I had a column in my high school newspaper called "Oh Really." For those of you that don't yet know me, the title was a shameless pun on my name. For those of you that do know me, I'm sure you're adding this particular new tidbit of information to your bank of embarrassing Orly facts. 

The column wasn't particularly good. What started as a pseudo–satire evolved into a first–person, stream–of–consciousness rant. Every month I sat down with one prompt: write anything. Having no guidelines was daunting. I was limited by nothing, so I wrote about everything. I wrote about yoga. I wrote about movies and college and love. Today, you can find maybe one or two online. But please, don't try to find them. 

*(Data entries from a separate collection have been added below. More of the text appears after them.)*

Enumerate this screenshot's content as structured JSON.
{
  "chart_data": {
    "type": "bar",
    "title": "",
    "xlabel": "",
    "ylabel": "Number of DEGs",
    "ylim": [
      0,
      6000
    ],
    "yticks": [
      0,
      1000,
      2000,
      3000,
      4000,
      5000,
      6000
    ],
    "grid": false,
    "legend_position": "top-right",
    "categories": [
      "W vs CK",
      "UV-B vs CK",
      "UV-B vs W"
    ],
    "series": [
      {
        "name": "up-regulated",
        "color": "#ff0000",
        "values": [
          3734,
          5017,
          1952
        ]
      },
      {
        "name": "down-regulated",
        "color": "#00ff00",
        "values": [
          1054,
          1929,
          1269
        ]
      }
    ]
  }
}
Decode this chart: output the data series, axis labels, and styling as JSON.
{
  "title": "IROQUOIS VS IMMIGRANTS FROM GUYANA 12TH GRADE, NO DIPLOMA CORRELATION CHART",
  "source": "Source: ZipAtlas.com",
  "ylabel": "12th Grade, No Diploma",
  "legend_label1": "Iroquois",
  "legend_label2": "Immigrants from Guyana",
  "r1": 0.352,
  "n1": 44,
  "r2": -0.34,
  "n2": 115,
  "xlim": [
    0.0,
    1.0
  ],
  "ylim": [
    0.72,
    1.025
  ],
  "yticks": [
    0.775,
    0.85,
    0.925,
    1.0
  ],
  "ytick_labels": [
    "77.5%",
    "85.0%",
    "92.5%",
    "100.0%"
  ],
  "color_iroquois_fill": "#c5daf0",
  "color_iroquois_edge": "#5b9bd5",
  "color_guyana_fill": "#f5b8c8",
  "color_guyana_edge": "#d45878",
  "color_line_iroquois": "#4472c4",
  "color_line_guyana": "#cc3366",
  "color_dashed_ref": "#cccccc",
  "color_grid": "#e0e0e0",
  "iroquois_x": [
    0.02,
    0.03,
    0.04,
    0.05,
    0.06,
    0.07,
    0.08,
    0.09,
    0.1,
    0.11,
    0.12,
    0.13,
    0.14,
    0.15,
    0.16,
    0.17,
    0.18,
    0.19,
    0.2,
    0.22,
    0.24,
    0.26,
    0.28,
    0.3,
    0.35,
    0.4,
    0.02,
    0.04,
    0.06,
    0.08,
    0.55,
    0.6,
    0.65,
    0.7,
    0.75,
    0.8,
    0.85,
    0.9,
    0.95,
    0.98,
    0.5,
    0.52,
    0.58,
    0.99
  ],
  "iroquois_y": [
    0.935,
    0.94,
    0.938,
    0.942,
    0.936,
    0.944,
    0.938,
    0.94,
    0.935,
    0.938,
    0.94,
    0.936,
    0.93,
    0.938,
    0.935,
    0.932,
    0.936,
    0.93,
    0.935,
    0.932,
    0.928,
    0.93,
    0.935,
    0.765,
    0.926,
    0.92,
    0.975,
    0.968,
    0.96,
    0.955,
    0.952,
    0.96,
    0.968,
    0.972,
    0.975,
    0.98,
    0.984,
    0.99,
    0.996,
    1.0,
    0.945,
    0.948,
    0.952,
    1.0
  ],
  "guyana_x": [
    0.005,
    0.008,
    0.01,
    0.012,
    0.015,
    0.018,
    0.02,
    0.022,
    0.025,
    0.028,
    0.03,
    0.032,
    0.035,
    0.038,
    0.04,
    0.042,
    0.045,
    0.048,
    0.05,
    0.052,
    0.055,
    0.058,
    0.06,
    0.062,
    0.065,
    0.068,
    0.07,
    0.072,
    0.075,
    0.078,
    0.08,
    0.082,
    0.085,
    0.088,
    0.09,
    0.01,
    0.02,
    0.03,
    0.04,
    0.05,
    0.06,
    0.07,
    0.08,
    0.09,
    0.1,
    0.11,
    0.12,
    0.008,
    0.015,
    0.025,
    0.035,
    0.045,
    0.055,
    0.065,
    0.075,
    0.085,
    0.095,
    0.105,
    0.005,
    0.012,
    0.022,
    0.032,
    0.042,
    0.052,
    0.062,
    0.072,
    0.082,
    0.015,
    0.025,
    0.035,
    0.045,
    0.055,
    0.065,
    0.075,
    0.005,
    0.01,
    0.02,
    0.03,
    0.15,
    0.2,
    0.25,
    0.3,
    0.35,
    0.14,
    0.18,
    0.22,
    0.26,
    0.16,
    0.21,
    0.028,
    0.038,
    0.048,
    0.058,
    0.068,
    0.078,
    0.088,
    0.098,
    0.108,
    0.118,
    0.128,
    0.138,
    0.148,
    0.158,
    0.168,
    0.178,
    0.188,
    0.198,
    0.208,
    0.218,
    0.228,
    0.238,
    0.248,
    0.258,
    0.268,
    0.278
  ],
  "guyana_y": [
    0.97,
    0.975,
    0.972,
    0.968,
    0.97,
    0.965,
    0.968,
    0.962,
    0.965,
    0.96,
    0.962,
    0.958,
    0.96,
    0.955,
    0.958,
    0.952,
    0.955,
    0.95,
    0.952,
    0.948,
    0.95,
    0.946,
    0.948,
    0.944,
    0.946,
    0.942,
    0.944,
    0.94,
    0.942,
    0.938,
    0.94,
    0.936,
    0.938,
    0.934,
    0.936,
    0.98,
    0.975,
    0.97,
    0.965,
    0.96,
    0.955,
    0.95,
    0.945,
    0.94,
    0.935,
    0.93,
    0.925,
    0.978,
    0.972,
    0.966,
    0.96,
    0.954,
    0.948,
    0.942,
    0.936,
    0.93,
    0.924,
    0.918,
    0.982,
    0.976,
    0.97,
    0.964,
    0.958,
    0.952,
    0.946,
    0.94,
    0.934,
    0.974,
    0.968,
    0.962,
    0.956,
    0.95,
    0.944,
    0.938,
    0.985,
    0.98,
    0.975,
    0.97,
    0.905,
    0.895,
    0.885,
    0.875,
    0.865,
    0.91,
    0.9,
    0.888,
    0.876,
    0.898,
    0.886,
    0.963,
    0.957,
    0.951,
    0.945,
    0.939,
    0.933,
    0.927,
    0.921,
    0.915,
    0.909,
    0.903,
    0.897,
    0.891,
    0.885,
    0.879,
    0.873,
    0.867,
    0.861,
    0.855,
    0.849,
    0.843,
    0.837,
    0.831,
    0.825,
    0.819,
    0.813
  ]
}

Although I regret most (read: all) of what I wrote, that column and that space gave me the opportunity to exercise power. I had the space to say what I needed to say and use words to do so, and to me, that's the most incredible position of power there is. Putting words out into the world and hoping that they'll have some kind of impact, any at all—there was nothing more exhilarating. Street gives me that same rush. It gives me a place to say important things surrounded by people that matter (yes, this means my new and shiny and supremely talented staff). 

I'm scared of the power Editor–in–Chief gives me. I'm terrified. But I'm also humbled and invigorated by it. Throughout my term I hope to feature articles and photographs and videos that contain power and excite every reader. I hope to provoke something moving and dynamic. I want to honor the power of words and the power of narrative by publishing the best and the most thought–provoking material we can possibly produce. I want Street to empower—whether it be our readers, our writers, or even the campus. 

I'm thrilled to be taking on this position. I'm thrilled to have the opportunity to deliver new and impactful content to Penn.